Le pouvoir de la fiction réside dans sa capacité à travailler sur les imaginaires dans le but de généraliser la prise de conscience des individus. Il s’agit de créer un vecteur de transfert de l’information plus universel entre la sphère scientifique et institutionnelle et la sphère individuelle. Le récit serait à même de provoquer un déclic comportemental en touchant les modes de perceptions des lecteurs, leurs émotions. Par sa forme finie, il donne à voir aux individus un phénomène de départ et les conséquences associées là où la réalité semble présenter un ensemble de fait simultanés et dissociés.

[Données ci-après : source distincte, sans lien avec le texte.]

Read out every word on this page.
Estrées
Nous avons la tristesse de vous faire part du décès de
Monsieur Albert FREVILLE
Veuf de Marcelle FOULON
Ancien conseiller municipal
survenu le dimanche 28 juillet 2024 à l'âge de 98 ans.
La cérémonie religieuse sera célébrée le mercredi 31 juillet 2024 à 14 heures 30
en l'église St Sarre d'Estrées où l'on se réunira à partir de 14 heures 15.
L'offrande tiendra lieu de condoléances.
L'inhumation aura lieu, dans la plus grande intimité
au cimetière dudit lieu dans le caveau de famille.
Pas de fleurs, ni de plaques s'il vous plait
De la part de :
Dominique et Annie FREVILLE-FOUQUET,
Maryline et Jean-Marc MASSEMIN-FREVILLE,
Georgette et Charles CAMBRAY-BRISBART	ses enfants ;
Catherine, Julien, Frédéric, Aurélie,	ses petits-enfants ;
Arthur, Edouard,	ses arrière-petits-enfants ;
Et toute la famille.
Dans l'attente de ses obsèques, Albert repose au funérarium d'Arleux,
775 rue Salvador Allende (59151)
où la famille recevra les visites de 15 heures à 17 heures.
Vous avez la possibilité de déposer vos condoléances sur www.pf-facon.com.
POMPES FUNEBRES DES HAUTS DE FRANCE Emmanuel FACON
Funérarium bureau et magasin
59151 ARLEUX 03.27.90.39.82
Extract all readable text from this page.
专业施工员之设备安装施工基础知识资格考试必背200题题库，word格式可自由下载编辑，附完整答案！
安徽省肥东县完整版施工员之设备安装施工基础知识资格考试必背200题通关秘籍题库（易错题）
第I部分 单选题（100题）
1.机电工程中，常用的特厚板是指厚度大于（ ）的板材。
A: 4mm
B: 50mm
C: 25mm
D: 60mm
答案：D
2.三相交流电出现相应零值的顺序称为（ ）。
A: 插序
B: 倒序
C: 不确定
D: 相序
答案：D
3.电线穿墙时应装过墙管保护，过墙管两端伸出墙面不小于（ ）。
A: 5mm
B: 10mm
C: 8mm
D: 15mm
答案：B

Attention ! Il faut veiller toutefois à ne pas tomber dans le piège de l’optimisme aveugle d’un côté ou de la collapsologie de l’autre. Alain Damasio insiste sur la nécessité de conflictualiser en permanence l’utopie et la dystopie en gardant une fin ouverte permettant « d’empuissanter » l’individu.

Utopiales 2019, jour 3 : exercice du pouvoir, cataclysme et Man Ray

Man Ray et les équations Shakespeariennes

Chaque année les Utopiales nous proposent des documentaires de qualité : le monde d’Ursula Le Guin, Alan Turing, ou les trous noirs. Cette année, je dois dire que Man Ray et les équations Shakespeariennes de Quentin Lazzarotto, m’a tapé dans l’œil. J’avais quelques notions sur le mouvement surréaliste, sur Man Ray et son oeuvre photographique mais je ne connaissais pas cette série de tableaux appelée « les équations Shakespearienne ». Le film de Quentin Lazzarotto nous raconte la genèse de ces œuvres, leurs liens avec les mathématiques, et ce que viens faire Shakespeare dans cette histoire. Une histoire qui mêle les équations à l’âme humaine.